Niemand sah und hörte ihr Ziel.

Meine allerliebste Freundin hat spinale Muskelatrophie und trägt ihre Krankheit nicht offensiv zur Schau. Sie trägt keine Arm- oder gar Fußbinde mit drei Krücken zum Zeichen des “Schlecht-zu-Fuß-Seins”. Sie ist nicht der Typ, der einsteigenden Fahrgästen hinterherruft: “Haltet mir die Türen auf, ich habe Muskelschwund in den Oberschenkeln und konnte vor 20 Jahren noch laufen! Jetzt halt nicht mehr!”

Sie entspricht nicht dem Bild einer typisch Kranken bzw. einer Gehbehinderten und stößt dadurch oft auf Taubheit im Alltag.
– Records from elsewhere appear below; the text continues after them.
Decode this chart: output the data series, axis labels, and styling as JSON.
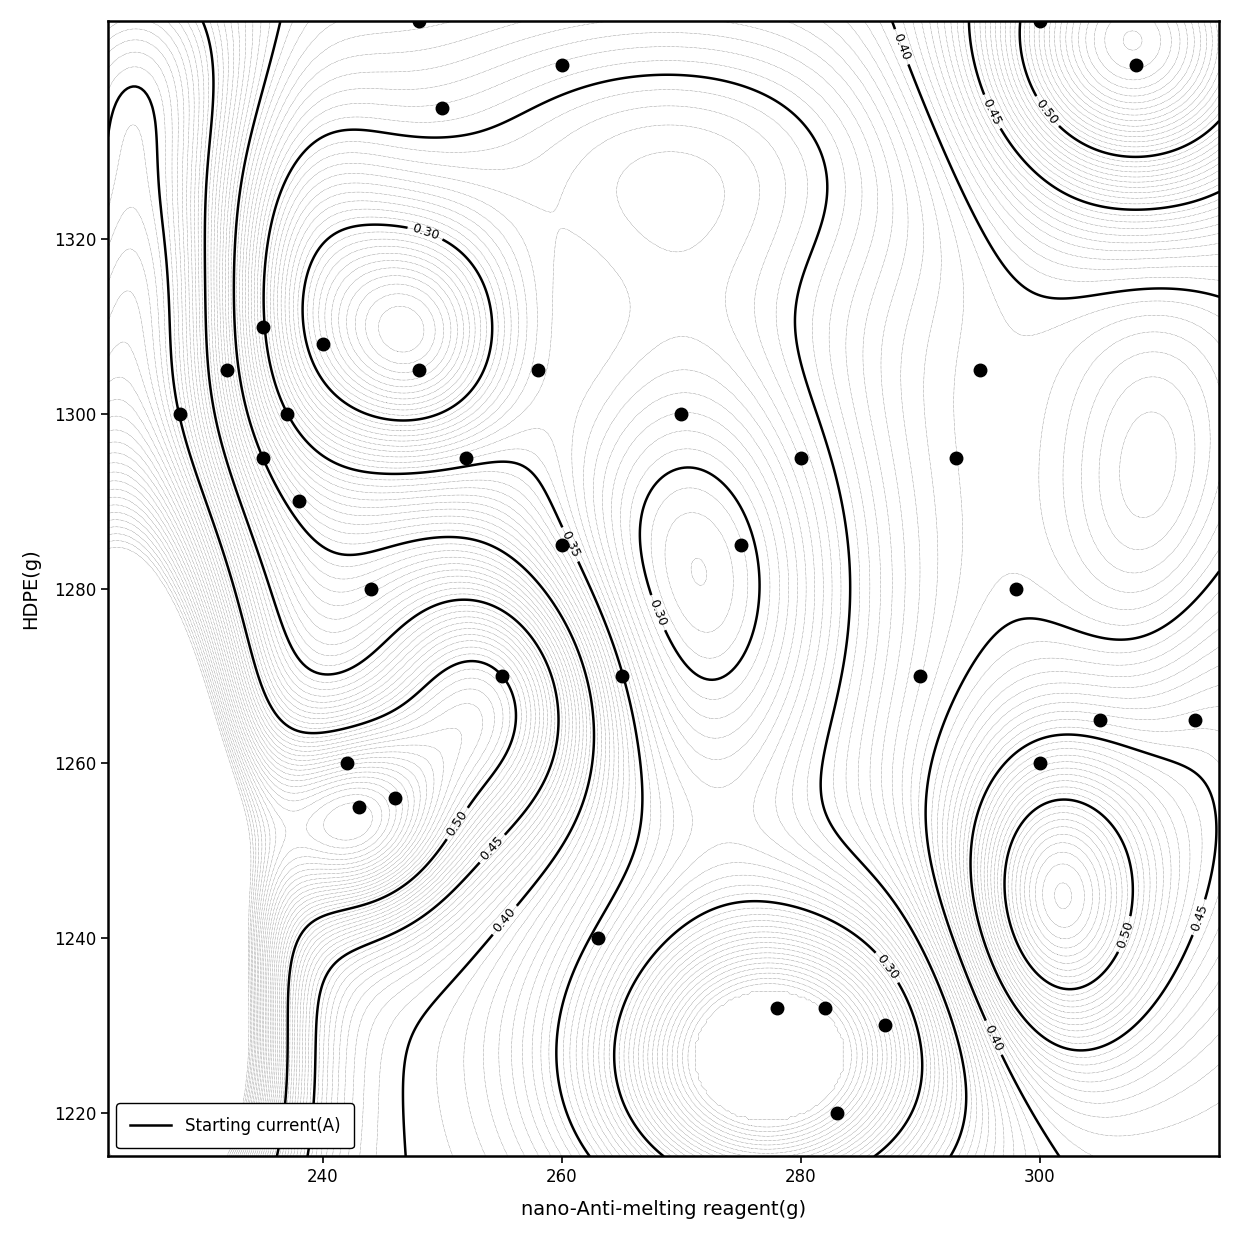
{
  "xlabel": "nano-Anti-melting reagent(g)",
  "ylabel": "HDPE(g)",
  "legend_label": "Starting current(A)",
  "xlim": [
    222,
    315
  ],
  "ylim": [
    1215,
    1345
  ],
  "xticks": [
    240,
    260,
    280,
    300
  ],
  "yticks": [
    1220,
    1240,
    1260,
    1280,
    1300,
    1320
  ],
  "labeled_levels": [
    0.3,
    0.35,
    0.4,
    0.45,
    0.5
  ],
  "data_points": [
    [
      228,
      1300
    ],
    [
      232,
      1305
    ],
    [
      235,
      1310
    ],
    [
      235,
      1295
    ],
    [
      237,
      1300
    ],
    [
      238,
      1290
    ],
    [
      240,
      1308
    ],
    [
      242,
      1260
    ],
    [
      243,
      1255
    ],
    [
      244,
      1280
    ],
    [
      246,
      1256
    ],
    [
      248,
      1305
    ],
    [
      250,
      1335
    ],
    [
      252,
      1295
    ],
    [
      255,
      1270
    ],
    [
      258,
      1305
    ],
    [
      260,
      1285
    ],
    [
      260,
      1340
    ],
    [
      263,
      1240
    ],
    [
      265,
      1270
    ],
    [
      270,
      1300
    ],
    [
      275,
      1285
    ],
    [
      278,
      1232
    ],
    [
      280,
      1295
    ],
    [
      282,
      1232
    ],
    [
      283,
      1220
    ],
    [
      287,
      1230
    ],
    [
      290,
      1270
    ],
    [
      293,
      1295
    ],
    [
      295,
      1305
    ],
    [
      298,
      1280
    ],
    [
      300,
      1260
    ],
    [
      305,
      1265
    ],
    [
      308,
      1340
    ],
    [
      313,
      1265
    ],
    [
      248,
      1345
    ],
    [
      300,
      1345
    ]
  ],
  "figsize": [
    12.4,
    12.4
  ],
  "dpi": 100
}
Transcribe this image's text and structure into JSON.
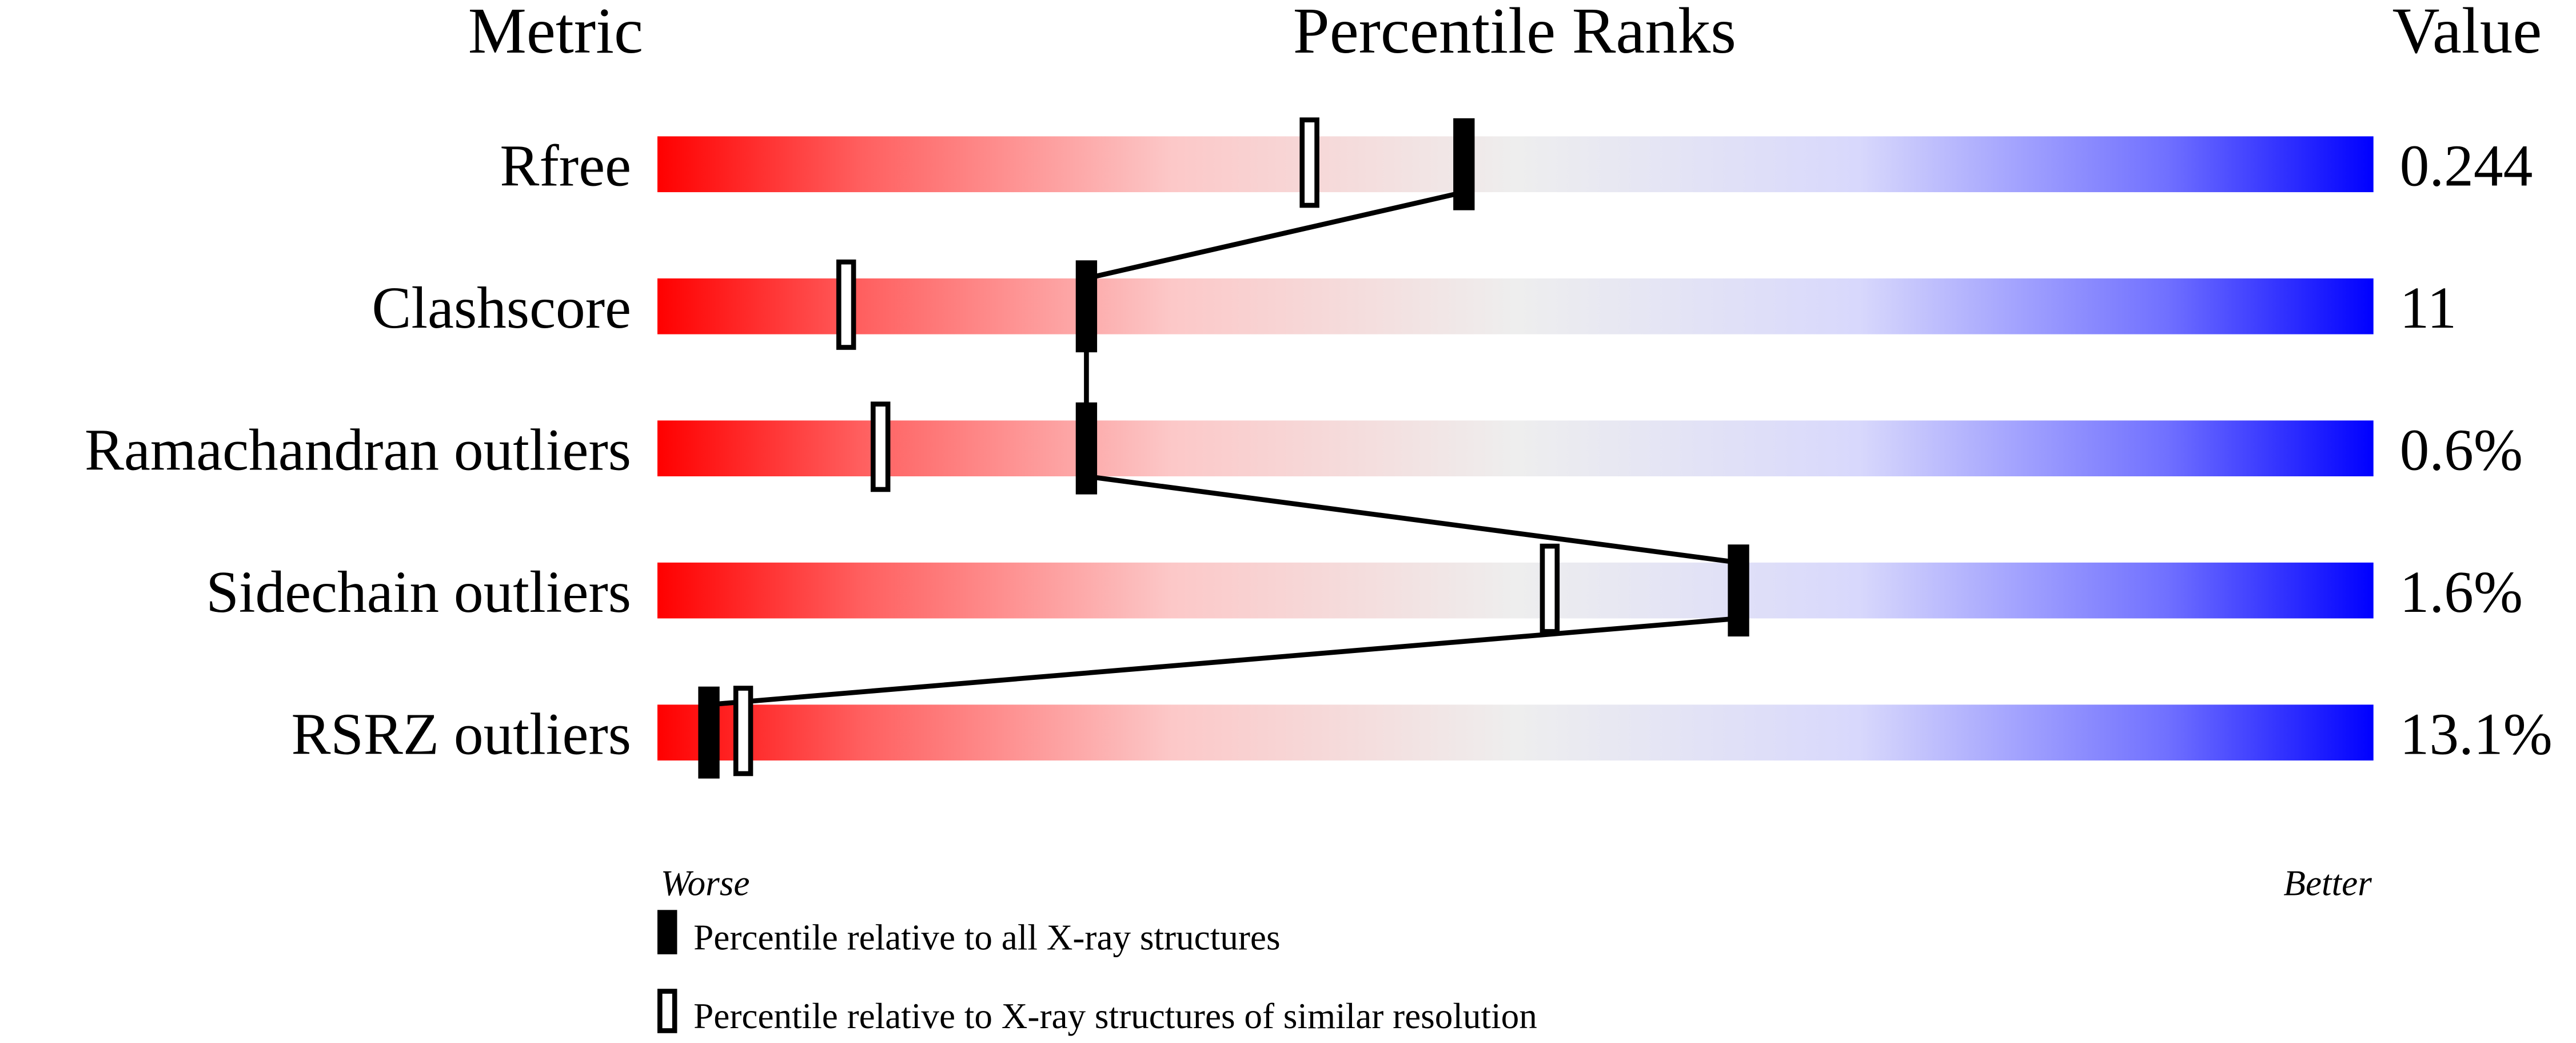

So beglückwünscht sie der Neurologe zur milden Krankheitsausprägung und erklärt, dass sie kein Spezialmedikament erhalten wird. Die Beamtin beim Antrag für den Behindertenausweis gibt ihr keine Parkgenehmigung, da sie ja mehr als 100 Meter gehen kann. Und der Straßenbahnfahrer hält seinen Fahrplan ein und beachtet sie nicht.

Nach Abklingen des ersten Ärgers empfindet sie letztendlich sogar am meisten Verständnis für die Fahrer-Entscheidung. Wäre er fachlich kompetent auf dem Gebiet der unzähligen Muskelerkrankungen, würde er wohl freiwillig keine Straßenbahn im Hochsommer lenken.

Es ist wohl in der Natur des Menschen bzw. der Gesellschaft verankert, das zu sehen und zu hören, was der persönlichen Norm am besten entspricht. Existiert oder stolpert man außerhalb dieser, wird man nicht wahrgenommen und überhört in seinen Bedürfnissen.

Verärgerung ist gleichsam legitim, wie auch Dankbarkeit für das, was man erreicht hat und erreichen kann. Auch, wenn es einmal nicht die eine Bim ist.

Meine liebste Freundin ist übrigens gleichzeitig meine geliebte Frau, die voll Mut hiermit endlich gehört werden wollte.